Daptomycin resistant Staphylococcus aureus clinical isolates are poorly sensed by dendritic cells
Author(s)
Patton, T; Jiang, JH; Lundie, RJ; Bafit, M; Gao, W; Peleg, AY; O'Keeffe, M;
Journal Title
Immunology and Cell Biology
Publication Type
Journal Article in press
Abstract
Methicillin resistant Staphylococcus aureus (MRSA) presents an increasing threat to public health, with antimicrobial resistance on the rise and infections endemic in the hospital setting. Despite a global research effort to understand and combat antimicrobial resistance, less work has focused on understanding the nuances in the immunopathogenesis of clinical strains.
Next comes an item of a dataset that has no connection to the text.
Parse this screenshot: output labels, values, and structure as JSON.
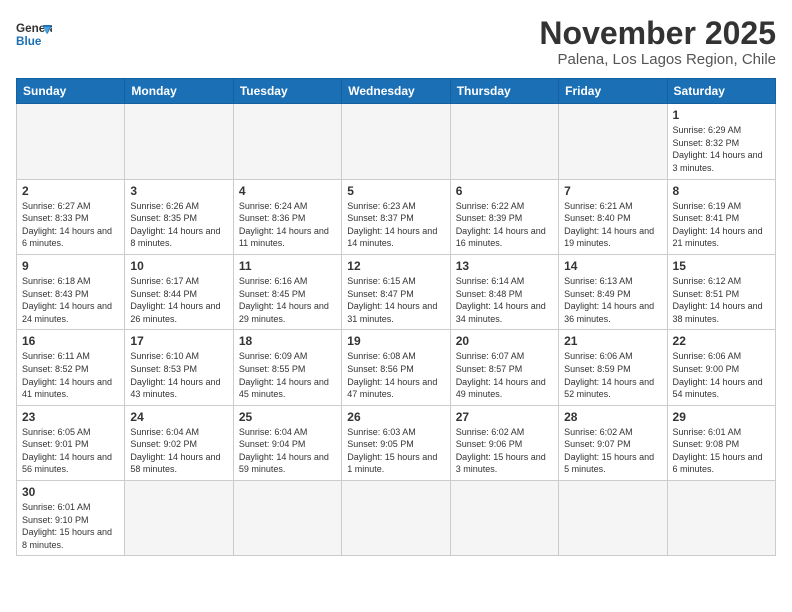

In particular, there is a surprising gap of knowledge in the literature pertaining to how clinical strains are recognised by dendritic cells (DC). Here, we show that the activation of DC is compromised in response to MRSA strains resistant to the last line antibiotic daptomycin. We found a significant reduction in the secretion of proinflammatory cytokines including TNF-alpha, IL-6, RANTES and MIP-1beta, as well as decreased expression of CD80 by dendritic cells responding to daptomycin-resistant MRSA. We further demonstrate that this phenotype is coincident with the acquisition of specific point mutations in the cardiolipin synthase gene cls2, and, partly, in the bifunctional lysylphosphatidylglycerol flippase/synthetase mprF, which are genes that are often mutated in clinical daptomycin-resistant strains. Therefore, throughout infection and antibiotic therapy, MRSA has the capacity to not only develop further antibiotic resistance, but also develop resistance to immunological recognition by DC, due to single amino acid point mutations occurring under the selective pressures of both host immunity and antibiotic therapy. Understanding the diversity of clinical MRSA isolates and the nuances in their immune recognition will have important implications for future therapeutics and the treatment of these infections.
Publisher
WIley
Research Division(s)
Infectious Diseases And Immune Defence
PubMed ID
31559654
Publisher's Version
https://doi.org/10.1111/imcb.12295
Terms of Use/Rights Notice
Refer to copyright notice on published article.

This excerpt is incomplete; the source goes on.